Страница 38 из 102
- Но почему, ваше величество?
- Попробуйте завести калильный движок зимой, вопрос отпадет сам собой. Да и с искровым тоже придется помучиться, а на бензине это будет выражено не столь ярко.
Глава 14
С германским императором Вильгельмом мы в последний раз встречались на похоронах Николая, то есть почти два года назад. Официальная переписка тоже не поражала интенсивностью – так, слали друг другу письма по таким датам, проигнорировать которые было бы просто неприлично. Не знаю, как Вилли, а я свои не то что не писал лично, но даже не читал, сильно подозревая, что адресат их тоже читать не станет, а в лучшем случае краем уха выслушает, что ему скажет ответственный за переписку секретарь. Я, во всяком случае, поступал именно так. Потому как неофициальный канал переписки действовал еще с тех времен, когда Рита только-только начала собираться стать невестой Ники, и по нему обмен корреспонденцией шел довольно интенсивно.

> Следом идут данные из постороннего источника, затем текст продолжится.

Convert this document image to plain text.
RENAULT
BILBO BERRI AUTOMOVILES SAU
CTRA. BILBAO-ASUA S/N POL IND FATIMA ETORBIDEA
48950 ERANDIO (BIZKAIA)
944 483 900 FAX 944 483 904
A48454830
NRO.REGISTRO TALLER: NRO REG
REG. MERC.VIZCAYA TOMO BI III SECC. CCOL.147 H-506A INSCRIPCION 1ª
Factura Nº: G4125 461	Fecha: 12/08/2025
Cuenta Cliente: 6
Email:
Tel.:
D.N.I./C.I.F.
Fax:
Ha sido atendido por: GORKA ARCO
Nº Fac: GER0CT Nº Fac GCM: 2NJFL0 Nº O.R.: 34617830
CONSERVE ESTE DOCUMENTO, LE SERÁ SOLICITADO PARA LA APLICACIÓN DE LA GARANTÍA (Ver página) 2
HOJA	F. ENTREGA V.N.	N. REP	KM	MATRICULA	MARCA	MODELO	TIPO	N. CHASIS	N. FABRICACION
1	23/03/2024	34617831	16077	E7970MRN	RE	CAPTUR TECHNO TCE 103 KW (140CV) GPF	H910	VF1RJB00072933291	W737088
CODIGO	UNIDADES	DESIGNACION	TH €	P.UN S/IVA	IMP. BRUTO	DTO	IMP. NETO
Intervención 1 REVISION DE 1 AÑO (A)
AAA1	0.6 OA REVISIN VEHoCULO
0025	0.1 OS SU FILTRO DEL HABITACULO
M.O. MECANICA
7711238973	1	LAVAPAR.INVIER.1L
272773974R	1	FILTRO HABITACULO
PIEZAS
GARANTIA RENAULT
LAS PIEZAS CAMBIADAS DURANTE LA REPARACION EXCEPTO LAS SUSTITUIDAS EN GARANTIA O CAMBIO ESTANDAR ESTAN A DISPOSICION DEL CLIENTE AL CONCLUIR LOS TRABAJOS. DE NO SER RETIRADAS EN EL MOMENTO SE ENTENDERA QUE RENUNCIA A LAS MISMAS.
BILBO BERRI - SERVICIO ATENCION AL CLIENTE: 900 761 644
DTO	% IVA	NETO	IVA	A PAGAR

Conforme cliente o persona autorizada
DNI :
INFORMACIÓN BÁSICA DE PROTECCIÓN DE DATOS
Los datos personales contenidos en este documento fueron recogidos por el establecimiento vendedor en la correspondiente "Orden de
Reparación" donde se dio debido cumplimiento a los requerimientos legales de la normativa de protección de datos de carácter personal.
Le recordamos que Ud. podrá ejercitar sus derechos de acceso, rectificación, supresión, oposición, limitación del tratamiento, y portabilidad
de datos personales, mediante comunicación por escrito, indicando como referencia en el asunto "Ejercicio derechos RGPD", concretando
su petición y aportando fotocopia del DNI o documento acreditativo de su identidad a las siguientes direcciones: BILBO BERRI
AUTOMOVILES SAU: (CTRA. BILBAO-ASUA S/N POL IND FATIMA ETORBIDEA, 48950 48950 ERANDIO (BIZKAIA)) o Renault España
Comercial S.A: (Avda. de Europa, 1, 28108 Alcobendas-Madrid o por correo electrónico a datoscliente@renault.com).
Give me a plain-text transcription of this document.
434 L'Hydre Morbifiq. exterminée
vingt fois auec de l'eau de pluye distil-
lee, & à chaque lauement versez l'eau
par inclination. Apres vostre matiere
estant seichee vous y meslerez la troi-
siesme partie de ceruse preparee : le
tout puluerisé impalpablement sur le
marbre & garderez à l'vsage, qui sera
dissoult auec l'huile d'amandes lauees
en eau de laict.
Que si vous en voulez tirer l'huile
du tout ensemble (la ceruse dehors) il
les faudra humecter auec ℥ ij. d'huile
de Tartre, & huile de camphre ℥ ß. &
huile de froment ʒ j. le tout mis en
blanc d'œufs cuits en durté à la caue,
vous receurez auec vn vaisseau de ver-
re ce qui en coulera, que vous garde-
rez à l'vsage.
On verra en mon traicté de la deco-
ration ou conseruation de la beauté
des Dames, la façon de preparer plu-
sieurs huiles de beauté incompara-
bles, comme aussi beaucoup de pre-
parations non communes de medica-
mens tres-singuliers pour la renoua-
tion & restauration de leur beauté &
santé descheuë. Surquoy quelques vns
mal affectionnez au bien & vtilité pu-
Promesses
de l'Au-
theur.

И вот, значит, весной девяносто второго года мы с Вильгельмом пришли к выводу, что мораторий на личные встречи пора прекращать. Так как он бывал в России неоднократно, а я в Германии – всего один раз, да и то даже не цесаревичем, то было решено, что я поеду в Берлин. Ну то есть еду до Берлина из Штеттина, а туда приплываю на крейсере «Память Азова». Или прихожу, потому как моряки считают, что корабли не плавают, а ходят.
Поначалу я собирался плыть на «Адмирале Нахимове», который был мне уже знаком и чисто внешне нравился больше. Но этот крейсер, в мае выйдя из ремонта (между прочим, в Кронштадт с Дальнего Востока он прибыл без особых происшествий), начал течь, как решето, причем настолько основательно, что ни о каком походе на нем не могло быть и речи. То есть вместо ремонта корабль был испорчен, о чем в МТК прислал гневный рапорт его командир капитан первого ранга Федотов. Это оказалось очень кстати, ибо адмирал Тыртов уже прибыл в Санкт-Петербург, и я прикидывал, под каким бы соусом убрать Чихачева, а тут сам собой образовался такой замечательный повод. В общем, «Нахимов» вернулся в док, где ему не только ликвидируют течи, но и уберут все парусное вооружение вместе с рангоутом, Чихачев получил отставку, а мне был забронирован на июль рейс «Памяти Азова». Я собирался в Германию один, Маргарита оставалась в Питере с дочкой, которая была еще слишком мала для подобных путешествий.
В процессе уточнения деталей визита я написал Вильгельму, что в числе прочего хотел бы, не привлекая особого внимания, встретиться с японским послом в Германии Сайондзи Киммоти. Михаил сумел разузнать, что это достаточно влиятельная фигура – аристократ, маркиз (так его агенты перевели титул «косяку») и вообще чуть ли не отец японской демократии и особа, приближенная к императору. Посланник же при дворе моего величества Ниси Токудзира даже не барон и, скорее всего, вообще какая-то мелкая пешка. Кроме того, мне, как ни странно, встретиться с японским послом, не вызывая излишнего интереса, было проще в Берлине, чем в Петербурге.
В Штеттине меня встретил Каприви – новый канцлер Германии, назначенный на пост после отставки Бисмарка. Надо сказать, что этот тип не больно-то и скрывал своего не самого дружелюбного отношения ко мне, но моему величеству на подобные мелочи было глубоко начхать. Так как среди свиты канцлера оказался хорошо мне знакомый Тирпиц, то мы с ним сразу после отправления поезда сели пить пиво под баварские сосиски, каковому занятию и предавались до самого Берлина, благо ехать было всего-то три с небольшим часа.
Особых торжеств по поводу моего приезда не было, и уже после обеда мы смогли приступить к повестке дня. Первым пунктом в нем стояло согласование геополитических вопросов. Так как я был морально готов к тому, что оно начнется с как минимум часовой речи кайзера, то был приятно удивлен, когда он уложился всего в сорок пять минут.
Вилли вообще любил произносить речи по всякому поводу, особенно перед столь благодарной аудиторией, как я. А что? Мне натянуть на физиономию выражение заинтересованного внимания нетрудно, научился еще в начале первой жизни. И тогда же постиг нелегкое умение зевать, почти не открывая рта, то есть практически незаметно для окружающих. И на часы я давно умел смотреть так, чтобы это не бросалось в глаза.